Hitting the trail is hailed by experts as one of the best ways to get your exercise. Check out why hikers have an edge and what you need to do to get started.

When you think of going on a hike, what immediately comes to mind? Maybe the epic views, the calming sensation of dirt crunching beneath your feet, the fresh mountain air, and the sounds and smells of the great outdoors. The immersive experience of tramping through the woods is rewarding enough, but the benefits of hiking go way beyond captivating scenery and rejuvenating air that fills our lungs. Experts also tout hiking as an ideal aerobic activity to both exercise our body and restore our mind.

Hiking stands apart from the rest

Hiking is unique because it blends an invigorating workout with time absorbed in nature, a proven remedy for elevating mood and recharging your mental battery. Hiking is low impact, accessible for people of all skill levels, and usually costs nothing. A hiker can enjoy both immediate benefits like decreased anxiety and long-term benefits like weight loss. Hiking can also boost your creativity, help you feel accomplished and competent, and provides a fun opportunity for social interaction. In fact, research found that hiking boosted life satisfaction and a sense of wellbeing for a group of middle-aged and older adults.

Hiking vs. running vs. walking: how do they stack up?

Hikes challenge us in different ways than walking and running because a hiker’s entire body must stay engaged to adapt to a trail’s ever-changing terrain. Constant mental focus is needed to navigate around roots, stones, and other hikers, and walking on uneven surfaces causes our thigh and calf muscles to work harder to take shorter uneven steps, using 28% more energy than regular walking.  How does hiking compare with running? Results vary, but one study found that hiking 4.1 miles for 2.1 hours expended 916 kcal, 126 kcal more than running 6 miles for 1.2 hours, which burned 790 kcal.

6 easy tips for a successful hike

Hiking is deceptively simple, requiring you to only put one foot in front of the other. But it also provides you a wonderful opportunity to let go of your worries, be fully present in the here and now, and be inspired by the extraordinary beauty that surrounds you. Are you ready to get started?

Þ   Scout it out. A simple online search will lead you to trails in your area. Websites like Find Your Park, Nature Find, and Nature Rocks are great places to start, and programs like “Rails to Trails” and “Parks and People” offer guided hikes and trail maps. Local outdoor adventure clubs often announce upcoming group hikes on social media.

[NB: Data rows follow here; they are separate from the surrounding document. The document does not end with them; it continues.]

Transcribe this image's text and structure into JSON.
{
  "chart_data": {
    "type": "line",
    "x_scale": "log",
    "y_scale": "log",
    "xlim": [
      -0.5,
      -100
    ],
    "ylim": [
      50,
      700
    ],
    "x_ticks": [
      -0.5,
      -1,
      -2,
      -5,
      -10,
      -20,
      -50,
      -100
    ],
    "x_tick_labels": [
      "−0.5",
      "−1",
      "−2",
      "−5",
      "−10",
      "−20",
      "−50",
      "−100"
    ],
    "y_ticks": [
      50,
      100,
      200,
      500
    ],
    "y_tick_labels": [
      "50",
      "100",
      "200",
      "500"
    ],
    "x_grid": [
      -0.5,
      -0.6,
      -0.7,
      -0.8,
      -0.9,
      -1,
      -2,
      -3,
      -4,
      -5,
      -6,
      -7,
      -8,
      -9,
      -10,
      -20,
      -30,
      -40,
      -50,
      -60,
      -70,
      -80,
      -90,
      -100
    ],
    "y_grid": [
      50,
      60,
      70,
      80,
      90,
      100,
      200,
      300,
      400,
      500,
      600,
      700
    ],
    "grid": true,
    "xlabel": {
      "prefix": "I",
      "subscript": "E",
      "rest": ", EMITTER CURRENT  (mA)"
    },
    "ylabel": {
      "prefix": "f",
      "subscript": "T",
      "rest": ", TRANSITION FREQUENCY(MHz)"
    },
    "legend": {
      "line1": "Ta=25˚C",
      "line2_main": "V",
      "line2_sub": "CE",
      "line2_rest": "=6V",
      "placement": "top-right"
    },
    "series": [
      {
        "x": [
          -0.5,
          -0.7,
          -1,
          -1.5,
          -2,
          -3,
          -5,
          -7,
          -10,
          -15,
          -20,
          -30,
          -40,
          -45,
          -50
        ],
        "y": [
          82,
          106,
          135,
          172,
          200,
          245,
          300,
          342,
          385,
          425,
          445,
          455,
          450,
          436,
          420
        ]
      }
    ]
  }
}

Þ   Know your trail before you go. Choose a trail that is a good fit for your experience and fitness level and familiarize yourself with the trail before you arrive. Learn how long it is, where it is, how challenging it is, and what type of environment it is. Is it in the open sun? Is it rocky? Is it wet and marshy?

Þ   Let someone know your plans. Before you venture out, let a relative or friend know where you will be and when you are expected to return. Hike with a group or at least one other person whenever possible.

Þ   Gear up. Bring a small backpack with essentials like snacks, a map, sunscreen, rain jacket, and flashlight, and a bottle of water. Water gets heavy, so if you can, plan a route that will pass by a water fountain so that you can refill your bottle when necessary. Invest in a good pair of hiking boots If hiking on uneven or steep terrain.

Þ   Stretch. Warmup and cool down stretches before and after a hike are essential to prevent injury.

Þ   Pace yourself. Start slowly. Schedule 30-minute hikes 3 times a week on level terrain for the first month. Gradually incorporate hills and uneven terrain as you work your way up to a recommended 150 minutes per week.